Canada’s National Bank launches zero-commission trading

National Bank Direct Brokerage, owned by Canada’s sixth largest lender, is the latest company to join the race to the bottom. To stay competitive, the National Bank’s direct brokerage division is slashing its commission fees on stocks, options, and ETFs to zero.

In Canada, Toronto-based Wealthsimple was the first stock-trading mobile app and robo-advisor to launch zero-fee trading with no minimum account balance.

Previously, the Montreal-based bank charged $6.95 per stock trade, which goes down to $0.95 for active investors who made more than 100 transactions per quarter. It also dropped the commission for ETF transactions.

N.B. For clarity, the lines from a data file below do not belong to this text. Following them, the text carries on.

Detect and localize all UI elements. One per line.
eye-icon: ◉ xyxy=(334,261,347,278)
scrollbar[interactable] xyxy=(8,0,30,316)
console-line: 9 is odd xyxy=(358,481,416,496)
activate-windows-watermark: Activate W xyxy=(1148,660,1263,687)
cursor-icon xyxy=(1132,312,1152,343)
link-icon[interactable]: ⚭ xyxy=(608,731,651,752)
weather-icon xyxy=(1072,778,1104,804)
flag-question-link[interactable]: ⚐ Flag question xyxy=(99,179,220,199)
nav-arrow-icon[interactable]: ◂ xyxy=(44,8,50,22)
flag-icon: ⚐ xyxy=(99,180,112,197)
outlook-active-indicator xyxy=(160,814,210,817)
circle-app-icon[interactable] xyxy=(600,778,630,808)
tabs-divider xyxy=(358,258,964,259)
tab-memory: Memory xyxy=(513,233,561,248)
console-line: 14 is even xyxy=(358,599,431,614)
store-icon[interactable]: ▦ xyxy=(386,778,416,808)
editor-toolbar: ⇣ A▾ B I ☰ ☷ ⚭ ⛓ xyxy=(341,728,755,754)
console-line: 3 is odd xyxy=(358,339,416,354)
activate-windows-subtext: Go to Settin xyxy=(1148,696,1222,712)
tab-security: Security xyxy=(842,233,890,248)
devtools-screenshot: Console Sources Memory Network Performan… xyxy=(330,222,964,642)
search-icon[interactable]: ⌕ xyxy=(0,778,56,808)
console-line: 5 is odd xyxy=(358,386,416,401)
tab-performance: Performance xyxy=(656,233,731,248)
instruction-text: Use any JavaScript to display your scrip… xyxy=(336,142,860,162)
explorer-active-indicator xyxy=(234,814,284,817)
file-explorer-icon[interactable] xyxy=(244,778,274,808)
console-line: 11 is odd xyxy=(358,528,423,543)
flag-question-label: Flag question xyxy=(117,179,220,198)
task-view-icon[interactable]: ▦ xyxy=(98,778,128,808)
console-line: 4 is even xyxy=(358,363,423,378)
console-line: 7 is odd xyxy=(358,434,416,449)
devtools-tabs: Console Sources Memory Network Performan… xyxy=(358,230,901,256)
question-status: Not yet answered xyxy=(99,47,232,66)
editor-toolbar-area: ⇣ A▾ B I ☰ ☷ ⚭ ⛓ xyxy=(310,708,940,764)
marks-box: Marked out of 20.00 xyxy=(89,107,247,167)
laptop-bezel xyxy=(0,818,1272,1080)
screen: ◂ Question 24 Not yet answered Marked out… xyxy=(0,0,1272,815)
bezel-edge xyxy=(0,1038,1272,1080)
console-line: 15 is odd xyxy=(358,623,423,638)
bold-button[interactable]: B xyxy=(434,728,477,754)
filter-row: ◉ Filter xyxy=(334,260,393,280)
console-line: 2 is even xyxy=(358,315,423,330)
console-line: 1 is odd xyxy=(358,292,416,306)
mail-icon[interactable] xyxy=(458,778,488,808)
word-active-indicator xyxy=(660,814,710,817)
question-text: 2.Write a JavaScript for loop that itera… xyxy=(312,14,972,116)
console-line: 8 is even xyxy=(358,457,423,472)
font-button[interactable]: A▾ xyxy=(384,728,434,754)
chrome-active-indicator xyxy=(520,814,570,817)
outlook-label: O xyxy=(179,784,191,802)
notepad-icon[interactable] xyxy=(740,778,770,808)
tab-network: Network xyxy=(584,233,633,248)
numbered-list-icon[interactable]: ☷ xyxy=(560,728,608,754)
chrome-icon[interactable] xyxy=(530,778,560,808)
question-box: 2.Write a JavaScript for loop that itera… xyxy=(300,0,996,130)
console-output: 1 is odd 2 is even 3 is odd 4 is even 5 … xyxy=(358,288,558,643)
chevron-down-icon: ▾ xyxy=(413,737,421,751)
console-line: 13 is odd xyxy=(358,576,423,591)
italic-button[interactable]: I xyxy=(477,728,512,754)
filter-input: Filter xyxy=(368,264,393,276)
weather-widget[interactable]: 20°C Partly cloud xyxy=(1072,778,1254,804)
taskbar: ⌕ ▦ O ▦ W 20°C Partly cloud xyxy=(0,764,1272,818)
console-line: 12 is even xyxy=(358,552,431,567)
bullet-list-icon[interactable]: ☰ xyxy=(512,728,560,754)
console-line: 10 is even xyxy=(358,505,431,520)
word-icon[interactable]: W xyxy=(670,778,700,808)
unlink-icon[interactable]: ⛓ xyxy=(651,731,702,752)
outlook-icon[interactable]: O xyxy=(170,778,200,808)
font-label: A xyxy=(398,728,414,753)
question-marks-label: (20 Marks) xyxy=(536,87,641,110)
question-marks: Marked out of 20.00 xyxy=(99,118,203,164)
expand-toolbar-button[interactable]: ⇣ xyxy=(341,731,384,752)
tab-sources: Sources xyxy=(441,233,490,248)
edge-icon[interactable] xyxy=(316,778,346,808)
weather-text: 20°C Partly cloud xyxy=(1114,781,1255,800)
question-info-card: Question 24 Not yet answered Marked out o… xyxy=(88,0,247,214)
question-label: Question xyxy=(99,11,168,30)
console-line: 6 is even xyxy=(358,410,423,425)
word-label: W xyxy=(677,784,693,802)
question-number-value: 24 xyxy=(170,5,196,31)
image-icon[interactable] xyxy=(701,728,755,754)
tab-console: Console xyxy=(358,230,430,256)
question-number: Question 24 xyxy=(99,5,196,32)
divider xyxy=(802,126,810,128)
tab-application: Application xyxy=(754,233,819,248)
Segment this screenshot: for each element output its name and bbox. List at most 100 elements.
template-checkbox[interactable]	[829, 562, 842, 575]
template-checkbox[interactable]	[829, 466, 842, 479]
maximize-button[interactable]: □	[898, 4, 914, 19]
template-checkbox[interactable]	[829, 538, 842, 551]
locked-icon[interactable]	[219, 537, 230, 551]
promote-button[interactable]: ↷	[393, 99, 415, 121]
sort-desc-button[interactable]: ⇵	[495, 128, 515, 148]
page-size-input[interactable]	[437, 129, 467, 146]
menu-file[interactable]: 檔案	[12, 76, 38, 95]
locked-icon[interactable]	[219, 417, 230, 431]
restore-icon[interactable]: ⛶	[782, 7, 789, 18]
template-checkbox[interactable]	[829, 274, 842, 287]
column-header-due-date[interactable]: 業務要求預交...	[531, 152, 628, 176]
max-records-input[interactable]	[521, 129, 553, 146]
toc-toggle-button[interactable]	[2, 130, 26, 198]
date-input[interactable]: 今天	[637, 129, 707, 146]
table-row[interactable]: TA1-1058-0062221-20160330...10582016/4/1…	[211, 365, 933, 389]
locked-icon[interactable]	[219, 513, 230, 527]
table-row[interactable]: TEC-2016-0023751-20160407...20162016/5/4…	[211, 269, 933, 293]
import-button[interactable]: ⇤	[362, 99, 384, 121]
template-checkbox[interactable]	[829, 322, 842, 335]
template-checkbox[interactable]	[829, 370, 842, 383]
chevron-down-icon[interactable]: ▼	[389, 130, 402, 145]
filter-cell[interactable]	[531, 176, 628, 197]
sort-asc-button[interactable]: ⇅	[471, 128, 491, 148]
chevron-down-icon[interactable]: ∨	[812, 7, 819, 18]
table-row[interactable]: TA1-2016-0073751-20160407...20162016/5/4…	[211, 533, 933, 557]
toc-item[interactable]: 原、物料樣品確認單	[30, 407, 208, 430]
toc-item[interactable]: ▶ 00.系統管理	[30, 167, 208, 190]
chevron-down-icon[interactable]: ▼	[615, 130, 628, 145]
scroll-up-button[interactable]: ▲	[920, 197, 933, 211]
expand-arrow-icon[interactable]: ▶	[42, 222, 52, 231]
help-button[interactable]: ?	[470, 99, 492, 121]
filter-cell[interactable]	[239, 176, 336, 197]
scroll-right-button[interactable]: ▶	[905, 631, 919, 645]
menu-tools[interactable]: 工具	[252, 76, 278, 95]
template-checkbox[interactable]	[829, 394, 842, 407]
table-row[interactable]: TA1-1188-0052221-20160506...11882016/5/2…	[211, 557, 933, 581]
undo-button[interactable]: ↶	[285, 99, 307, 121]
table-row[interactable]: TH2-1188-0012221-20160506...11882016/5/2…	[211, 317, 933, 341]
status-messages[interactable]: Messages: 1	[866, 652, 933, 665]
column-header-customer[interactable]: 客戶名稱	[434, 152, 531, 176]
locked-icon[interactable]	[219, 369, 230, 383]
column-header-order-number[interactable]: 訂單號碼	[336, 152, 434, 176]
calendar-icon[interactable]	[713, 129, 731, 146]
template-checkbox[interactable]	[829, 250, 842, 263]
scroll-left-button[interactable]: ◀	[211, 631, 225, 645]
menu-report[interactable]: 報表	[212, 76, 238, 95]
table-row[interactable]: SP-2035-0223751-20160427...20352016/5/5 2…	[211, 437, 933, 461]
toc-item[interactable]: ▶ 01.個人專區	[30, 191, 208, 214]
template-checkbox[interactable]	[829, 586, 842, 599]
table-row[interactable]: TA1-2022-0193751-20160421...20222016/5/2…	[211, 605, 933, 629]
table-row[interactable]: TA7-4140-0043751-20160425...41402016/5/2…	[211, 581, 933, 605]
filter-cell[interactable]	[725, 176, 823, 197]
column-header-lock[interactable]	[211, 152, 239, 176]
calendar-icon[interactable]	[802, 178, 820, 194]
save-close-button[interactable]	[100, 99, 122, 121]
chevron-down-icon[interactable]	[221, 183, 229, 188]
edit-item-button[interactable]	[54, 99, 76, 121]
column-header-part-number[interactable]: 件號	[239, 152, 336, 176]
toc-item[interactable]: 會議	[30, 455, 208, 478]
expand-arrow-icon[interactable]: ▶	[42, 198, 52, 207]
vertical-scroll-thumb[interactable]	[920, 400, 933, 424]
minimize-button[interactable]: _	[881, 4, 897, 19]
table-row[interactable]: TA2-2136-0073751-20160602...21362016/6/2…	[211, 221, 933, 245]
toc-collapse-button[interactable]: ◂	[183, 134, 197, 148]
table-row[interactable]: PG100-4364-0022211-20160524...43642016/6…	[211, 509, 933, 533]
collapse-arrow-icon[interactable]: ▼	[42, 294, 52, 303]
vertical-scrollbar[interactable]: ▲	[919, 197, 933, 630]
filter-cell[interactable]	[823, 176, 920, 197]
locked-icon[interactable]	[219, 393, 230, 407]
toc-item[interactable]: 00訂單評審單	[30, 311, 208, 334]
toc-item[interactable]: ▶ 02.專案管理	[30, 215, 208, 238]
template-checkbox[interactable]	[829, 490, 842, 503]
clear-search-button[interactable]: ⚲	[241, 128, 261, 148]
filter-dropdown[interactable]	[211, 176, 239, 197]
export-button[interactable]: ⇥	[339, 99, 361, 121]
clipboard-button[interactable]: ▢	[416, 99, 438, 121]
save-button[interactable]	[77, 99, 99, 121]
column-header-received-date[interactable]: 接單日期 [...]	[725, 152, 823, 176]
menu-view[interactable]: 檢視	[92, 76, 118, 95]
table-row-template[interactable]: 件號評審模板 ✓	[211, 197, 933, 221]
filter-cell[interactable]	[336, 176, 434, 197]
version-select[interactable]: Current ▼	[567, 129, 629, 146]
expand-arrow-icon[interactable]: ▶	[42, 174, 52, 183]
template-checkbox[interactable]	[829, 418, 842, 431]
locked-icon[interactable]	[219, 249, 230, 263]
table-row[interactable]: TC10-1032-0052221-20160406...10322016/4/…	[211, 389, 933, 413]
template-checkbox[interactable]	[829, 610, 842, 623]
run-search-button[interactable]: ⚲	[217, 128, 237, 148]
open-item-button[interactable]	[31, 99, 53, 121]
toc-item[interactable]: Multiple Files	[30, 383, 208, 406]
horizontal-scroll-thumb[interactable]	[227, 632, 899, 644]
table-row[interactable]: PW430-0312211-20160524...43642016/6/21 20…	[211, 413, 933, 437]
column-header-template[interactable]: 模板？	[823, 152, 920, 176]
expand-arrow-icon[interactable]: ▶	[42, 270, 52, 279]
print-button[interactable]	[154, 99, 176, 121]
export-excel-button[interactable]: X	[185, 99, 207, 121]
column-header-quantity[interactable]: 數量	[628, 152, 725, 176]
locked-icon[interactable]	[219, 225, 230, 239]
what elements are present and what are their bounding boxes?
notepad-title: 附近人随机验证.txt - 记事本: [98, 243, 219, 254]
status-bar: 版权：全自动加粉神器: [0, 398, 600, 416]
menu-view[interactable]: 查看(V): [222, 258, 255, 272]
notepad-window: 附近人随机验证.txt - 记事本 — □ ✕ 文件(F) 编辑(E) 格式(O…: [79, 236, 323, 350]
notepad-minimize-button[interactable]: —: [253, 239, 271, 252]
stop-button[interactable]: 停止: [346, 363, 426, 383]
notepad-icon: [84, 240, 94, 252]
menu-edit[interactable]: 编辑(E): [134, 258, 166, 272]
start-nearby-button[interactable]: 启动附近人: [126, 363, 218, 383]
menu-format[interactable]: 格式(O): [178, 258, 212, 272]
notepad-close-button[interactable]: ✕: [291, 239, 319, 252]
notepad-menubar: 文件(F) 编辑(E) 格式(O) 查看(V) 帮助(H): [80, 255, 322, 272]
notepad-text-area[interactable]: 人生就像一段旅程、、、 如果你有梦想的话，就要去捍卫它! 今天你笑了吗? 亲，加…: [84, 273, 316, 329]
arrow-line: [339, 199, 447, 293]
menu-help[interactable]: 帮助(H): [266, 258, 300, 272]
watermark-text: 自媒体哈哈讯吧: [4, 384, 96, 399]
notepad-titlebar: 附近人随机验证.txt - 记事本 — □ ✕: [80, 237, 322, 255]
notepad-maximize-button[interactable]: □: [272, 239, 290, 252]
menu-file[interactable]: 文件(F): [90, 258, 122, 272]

The majority of Canada’s online platforms charge between $3.95 to $9.99 a trade depending on the number of an investor’s monthly transactions. A handful of the country’s discount brokers offer zero-fee trades for exchange-traded funds.

The stock-trading business model of those financial giants now resembles Robinhood’s model, which makes money from interest on customer accounts, securities lending, and a small amount from payment for order flow.

“The self-directed investing sector is constantly evolving, and it’s important for us to keep innovating and not rely on the status quo, for the benefit of our clients and all investors across the country. That’s why we’re looking for new ways to equip and support Canadian investors, and this new $0 pricing is another step in our efforts,” said Claude-Frédéric Robert, president of National Bank’s direct brokerage group.

The company’s zero price tag for stock trading comes at a time when the competition for retail traders intensifies while regulators are pushing for heightened fee transparency.

National Bank said its offering will feature unlimited commission-free trades on thousands of Canadian and U.S. stocks and ETFs, a first for a direct brokerage linked to a Canadian bank.

No-fee trading has gained momentum as retail-trader focused platforms have made it more affordable for casual investors to trade frequently. They have also attracted a new breed of younger traders who were traditionally held back by expensive costs.

Nevertheless, the retail hype around stock trading was thrown into disarray earlier this year after investor groups on Reddit coordinated a massive attack on hedge funds who had shorted so-called ‘meme stocks’.